Parameters for chat template.

Parameters:
  • model_name (str) – the name of the deployed model. Determine which chat template will be applied. All the chat template names: lmdeploy list

  • system (Optional[str]) – begin of the system prompt.

  • meta_instruction (Optional[str]) – system prompt.

  • eosys (Optional[str]) – end of the system prompt.

  • user (Optional[str]) – begin of the user prompt.

  • eoh (Optional[str]) – end of the user prompt.

  • assistant (Optional[str]) – begin of the assistant prompt.

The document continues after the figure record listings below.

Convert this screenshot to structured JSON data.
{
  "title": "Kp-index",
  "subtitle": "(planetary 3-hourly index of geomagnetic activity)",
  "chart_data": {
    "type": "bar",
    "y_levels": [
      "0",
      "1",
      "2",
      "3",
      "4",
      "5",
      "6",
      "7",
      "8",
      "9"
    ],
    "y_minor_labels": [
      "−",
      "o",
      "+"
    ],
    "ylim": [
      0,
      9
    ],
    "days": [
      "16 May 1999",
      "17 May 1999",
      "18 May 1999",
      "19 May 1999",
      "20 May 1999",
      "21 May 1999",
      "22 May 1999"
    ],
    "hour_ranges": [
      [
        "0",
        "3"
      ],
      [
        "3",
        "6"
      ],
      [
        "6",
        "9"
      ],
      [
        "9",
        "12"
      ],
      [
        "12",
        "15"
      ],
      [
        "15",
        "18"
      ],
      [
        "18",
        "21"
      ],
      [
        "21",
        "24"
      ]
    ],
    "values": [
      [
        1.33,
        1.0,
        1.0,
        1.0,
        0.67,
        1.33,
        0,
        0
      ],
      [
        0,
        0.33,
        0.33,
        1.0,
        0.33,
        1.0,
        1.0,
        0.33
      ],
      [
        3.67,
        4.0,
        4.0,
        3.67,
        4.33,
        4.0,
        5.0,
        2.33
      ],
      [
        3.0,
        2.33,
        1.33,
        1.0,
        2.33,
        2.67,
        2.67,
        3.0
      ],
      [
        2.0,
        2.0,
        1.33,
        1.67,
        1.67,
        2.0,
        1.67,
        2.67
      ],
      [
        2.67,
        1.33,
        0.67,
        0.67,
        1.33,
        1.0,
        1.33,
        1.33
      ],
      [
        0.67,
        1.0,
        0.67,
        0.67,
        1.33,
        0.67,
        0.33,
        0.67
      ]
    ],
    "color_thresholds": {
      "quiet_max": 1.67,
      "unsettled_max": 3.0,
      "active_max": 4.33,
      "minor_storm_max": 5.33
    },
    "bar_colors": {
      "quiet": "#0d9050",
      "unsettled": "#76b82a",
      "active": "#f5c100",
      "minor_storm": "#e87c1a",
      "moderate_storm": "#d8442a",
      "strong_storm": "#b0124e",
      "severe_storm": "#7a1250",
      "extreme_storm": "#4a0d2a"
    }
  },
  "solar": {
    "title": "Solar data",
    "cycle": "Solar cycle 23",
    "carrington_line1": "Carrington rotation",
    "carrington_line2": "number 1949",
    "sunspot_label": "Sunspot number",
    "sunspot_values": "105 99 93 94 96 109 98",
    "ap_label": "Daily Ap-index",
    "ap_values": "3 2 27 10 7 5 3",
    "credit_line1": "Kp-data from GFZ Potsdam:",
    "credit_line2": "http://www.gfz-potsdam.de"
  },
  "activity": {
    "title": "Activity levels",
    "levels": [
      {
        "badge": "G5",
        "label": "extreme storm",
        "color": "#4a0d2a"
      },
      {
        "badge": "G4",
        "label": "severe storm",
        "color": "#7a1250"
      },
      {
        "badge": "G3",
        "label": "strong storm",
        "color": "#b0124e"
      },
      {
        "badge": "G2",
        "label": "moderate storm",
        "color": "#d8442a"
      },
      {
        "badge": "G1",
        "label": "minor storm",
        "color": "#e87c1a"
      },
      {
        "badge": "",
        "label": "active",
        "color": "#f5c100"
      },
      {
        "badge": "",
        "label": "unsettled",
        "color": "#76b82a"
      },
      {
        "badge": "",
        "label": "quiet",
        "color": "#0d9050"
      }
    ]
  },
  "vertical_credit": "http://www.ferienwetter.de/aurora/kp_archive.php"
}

  • eoa (Optional[str]) – end of the assistant prompt.

  • tool (Optional[str]) – begin of the tool prompt.

  • eotool (Optional[str]) – end of the tool prompt.

  • capability (Optional[Literal['completion', 'infilling', 'chat', 'python']]) – the capability of the model, one of 'completion', 'infilling', 'chat', 'python'. Default to None.

  • stop_words (Optional[list[str]]) – list of stop words. Default to None.